Fiedler on the Roof – SAVE 50%!:

Essays on Literature and Jewish Identity

Leslie Fiedler, author of such exciting and essential works of criticism as Love and Death in the American Novel, Waiting for the End, Freaks, and What was Literature?, here assembles twelve vibrant essays. Those who have grown accustomed to his iconoclastic and eye-opening assaults on established views of culture will be pleased to find that the elder sage of these essays is still pushy and personal, refusing received dogma and offering fresh insight in his unique voice and unmistakable style.

The exhilarating range of Fiedler’s mind is evident, both within each piece and throughout the book, but Fiedler on the Roof is not simply a fascinating miscellany. A common theme emerges, sometimes obliquely, sometimes grandly, as the book unfolds: the paradox of Jewish consciousness and culture. Always a conscience-pricking thorn in the side of Christianity, the Jews now much confront, especially in America, the perplexity of their place in an increasingly “post-Jewish” world.

This topic has been a crucial one for Fiedler, and modern features of it are presented in his meaty examinations of books by James Joyce, Isaac Bashevis Singer, William Styron, and Bernard Malamud, among others. Historical aspects of the sticky cultural interactions between Christianity and Judaism are given extended treatment in two brilliant excavations of older literature: “Why is the Grail Knight Jewish?” and “A Meditation on the Book of Job.” And finally, personal, literary, religious, and political history are moving blended in the haunting opening and closing essays: “The Roots of Anti-Semitism: A View from Italy” and “In Every Generation: A Meditation on the Two Holocausts.”

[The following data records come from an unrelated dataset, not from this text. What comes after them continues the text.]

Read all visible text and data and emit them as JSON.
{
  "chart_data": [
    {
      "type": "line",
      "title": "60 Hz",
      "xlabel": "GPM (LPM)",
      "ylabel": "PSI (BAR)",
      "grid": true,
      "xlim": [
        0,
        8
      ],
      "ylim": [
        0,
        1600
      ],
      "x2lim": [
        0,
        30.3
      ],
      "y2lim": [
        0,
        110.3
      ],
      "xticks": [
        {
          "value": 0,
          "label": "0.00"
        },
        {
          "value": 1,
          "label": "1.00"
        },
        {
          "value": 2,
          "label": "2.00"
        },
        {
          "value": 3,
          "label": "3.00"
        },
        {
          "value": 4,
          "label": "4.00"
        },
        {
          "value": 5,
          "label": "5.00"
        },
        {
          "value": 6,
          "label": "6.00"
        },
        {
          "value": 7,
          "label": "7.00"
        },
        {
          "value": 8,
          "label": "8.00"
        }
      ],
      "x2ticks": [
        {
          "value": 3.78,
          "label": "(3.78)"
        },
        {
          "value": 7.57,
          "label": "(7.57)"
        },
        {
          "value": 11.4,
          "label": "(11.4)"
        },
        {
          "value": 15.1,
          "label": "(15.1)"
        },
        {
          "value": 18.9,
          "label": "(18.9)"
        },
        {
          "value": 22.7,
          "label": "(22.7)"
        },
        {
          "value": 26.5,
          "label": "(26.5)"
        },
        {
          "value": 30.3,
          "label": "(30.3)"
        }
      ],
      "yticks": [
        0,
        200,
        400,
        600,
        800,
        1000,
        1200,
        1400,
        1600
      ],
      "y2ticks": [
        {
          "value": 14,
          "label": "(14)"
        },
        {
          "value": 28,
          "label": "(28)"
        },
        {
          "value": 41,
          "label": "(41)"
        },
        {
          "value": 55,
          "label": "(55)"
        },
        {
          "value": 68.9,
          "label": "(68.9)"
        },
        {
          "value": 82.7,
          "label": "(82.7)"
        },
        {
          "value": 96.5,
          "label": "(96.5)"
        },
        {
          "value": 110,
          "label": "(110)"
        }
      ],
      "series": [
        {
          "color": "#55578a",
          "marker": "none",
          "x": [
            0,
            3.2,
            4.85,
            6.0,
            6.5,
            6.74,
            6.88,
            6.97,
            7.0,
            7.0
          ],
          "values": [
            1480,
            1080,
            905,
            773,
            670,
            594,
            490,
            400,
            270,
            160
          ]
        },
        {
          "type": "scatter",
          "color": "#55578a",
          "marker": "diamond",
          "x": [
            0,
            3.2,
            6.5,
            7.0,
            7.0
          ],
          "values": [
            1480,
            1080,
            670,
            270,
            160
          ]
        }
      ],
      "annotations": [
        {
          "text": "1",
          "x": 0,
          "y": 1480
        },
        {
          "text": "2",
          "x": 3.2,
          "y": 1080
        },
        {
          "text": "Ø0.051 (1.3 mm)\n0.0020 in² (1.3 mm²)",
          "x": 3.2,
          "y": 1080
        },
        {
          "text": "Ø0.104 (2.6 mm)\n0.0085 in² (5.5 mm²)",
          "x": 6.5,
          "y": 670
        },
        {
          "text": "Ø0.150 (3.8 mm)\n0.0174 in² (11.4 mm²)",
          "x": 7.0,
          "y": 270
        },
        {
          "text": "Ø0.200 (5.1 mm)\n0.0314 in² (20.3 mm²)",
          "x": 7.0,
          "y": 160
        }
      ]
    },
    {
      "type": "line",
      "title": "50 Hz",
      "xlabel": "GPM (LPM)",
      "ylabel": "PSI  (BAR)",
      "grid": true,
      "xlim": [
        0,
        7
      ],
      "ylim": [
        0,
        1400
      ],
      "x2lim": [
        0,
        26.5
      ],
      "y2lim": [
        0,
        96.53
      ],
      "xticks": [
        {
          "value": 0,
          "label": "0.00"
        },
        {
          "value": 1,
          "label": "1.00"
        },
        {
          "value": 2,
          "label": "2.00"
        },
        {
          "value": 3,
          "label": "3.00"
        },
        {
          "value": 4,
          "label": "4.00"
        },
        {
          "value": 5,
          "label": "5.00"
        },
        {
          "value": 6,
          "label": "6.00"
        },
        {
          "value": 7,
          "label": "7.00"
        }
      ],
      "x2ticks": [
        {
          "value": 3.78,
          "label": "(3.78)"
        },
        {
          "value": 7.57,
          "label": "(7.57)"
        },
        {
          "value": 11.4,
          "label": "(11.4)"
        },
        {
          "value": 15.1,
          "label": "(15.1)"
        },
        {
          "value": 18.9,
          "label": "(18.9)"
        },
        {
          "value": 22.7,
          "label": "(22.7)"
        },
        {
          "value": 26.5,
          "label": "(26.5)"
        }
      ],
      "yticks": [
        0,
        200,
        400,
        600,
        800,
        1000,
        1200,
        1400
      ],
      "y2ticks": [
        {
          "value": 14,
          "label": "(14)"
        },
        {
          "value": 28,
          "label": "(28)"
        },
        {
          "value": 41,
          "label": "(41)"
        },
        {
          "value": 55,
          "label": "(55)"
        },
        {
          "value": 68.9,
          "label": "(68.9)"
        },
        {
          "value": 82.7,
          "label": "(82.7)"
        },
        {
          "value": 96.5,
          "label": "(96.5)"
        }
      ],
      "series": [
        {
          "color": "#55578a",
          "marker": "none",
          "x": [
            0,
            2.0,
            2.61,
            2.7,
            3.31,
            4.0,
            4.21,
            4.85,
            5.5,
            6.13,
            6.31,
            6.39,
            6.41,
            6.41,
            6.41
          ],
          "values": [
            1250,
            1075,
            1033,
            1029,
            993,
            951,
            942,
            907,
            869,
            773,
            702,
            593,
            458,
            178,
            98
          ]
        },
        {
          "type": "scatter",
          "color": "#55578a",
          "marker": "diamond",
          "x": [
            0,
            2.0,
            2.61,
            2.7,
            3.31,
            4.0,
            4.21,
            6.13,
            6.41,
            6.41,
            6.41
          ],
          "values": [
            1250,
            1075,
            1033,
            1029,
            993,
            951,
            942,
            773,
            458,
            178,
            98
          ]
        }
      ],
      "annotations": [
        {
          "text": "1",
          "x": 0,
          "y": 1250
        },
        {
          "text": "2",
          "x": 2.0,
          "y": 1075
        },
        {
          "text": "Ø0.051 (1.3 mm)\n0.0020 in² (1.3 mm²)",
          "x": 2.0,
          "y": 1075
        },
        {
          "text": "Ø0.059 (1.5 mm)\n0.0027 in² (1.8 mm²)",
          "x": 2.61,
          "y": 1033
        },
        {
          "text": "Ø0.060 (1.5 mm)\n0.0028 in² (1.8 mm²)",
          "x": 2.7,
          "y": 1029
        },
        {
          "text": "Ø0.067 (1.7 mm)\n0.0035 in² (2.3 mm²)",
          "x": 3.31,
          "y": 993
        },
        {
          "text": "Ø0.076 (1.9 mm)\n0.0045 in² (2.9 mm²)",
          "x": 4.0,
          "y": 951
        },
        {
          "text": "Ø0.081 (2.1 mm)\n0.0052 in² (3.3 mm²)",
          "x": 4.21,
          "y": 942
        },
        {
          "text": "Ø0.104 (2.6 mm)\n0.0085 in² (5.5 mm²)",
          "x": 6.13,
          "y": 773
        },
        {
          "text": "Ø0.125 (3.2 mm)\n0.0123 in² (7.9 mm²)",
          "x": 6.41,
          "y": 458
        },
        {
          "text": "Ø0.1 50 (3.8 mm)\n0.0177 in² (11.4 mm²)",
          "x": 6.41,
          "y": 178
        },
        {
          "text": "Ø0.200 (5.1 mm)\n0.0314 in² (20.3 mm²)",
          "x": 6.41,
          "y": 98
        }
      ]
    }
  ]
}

Here is a trenchant and lively proponent of humane letters, the “apostle to the gentiles,” at the height of his career. Fiedler on the Roof looks back on, and sums up, some of the vital ideas and concerns from a lifetime of cultural meditation and passionate engagement. It again proclaims Fiedler’s ability to make us look again at, and to re-evaluate, our common cultural assumptions.

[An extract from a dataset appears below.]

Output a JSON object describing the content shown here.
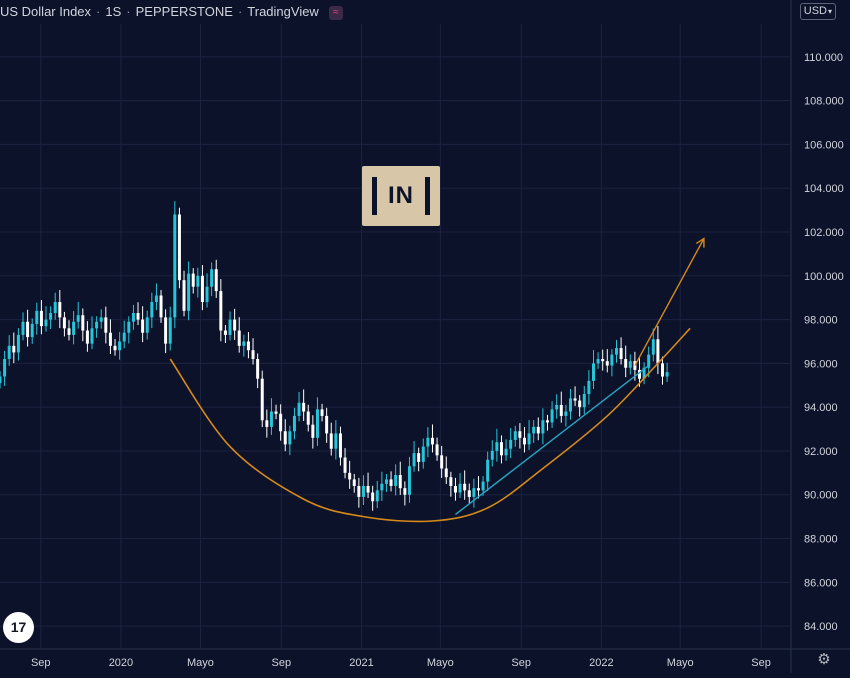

Leslie Fiedler was born in New Jersey and educated at New York University and the University of Wisconsin. He was politically active from a young age; he made speeches on a soapbox on Bergen Street while in high school, joined the Young Communist League in college, and aligned himself with Trotskyism as a graduate student. After World War II, during which he learned and translated Japanese for the Navy, Fiedler received a postdoctoral fellowship at Harvard University, where he became involved in the Harvard Poetry Society. He published his first critical work during his time at Harvard. In the following years, Fiedler’s work, both critical and creative, appeared in many prominent publications, including The Kenyon Review and Esquire. He also published dozens of books, some notably monumental tomes. His fame allowed him to divorce his wife of thirty-three years in order to marry a woman over twenty years his junior. He received numerous other honors for his influential and impressively prolific work, including a Chancellor Charles P. Norton Medal, a Hubbell Medal for lifetime contribution to the study of literature, and a National Book Critics Circle Ivan Sandrof Lifetime Achievement Award.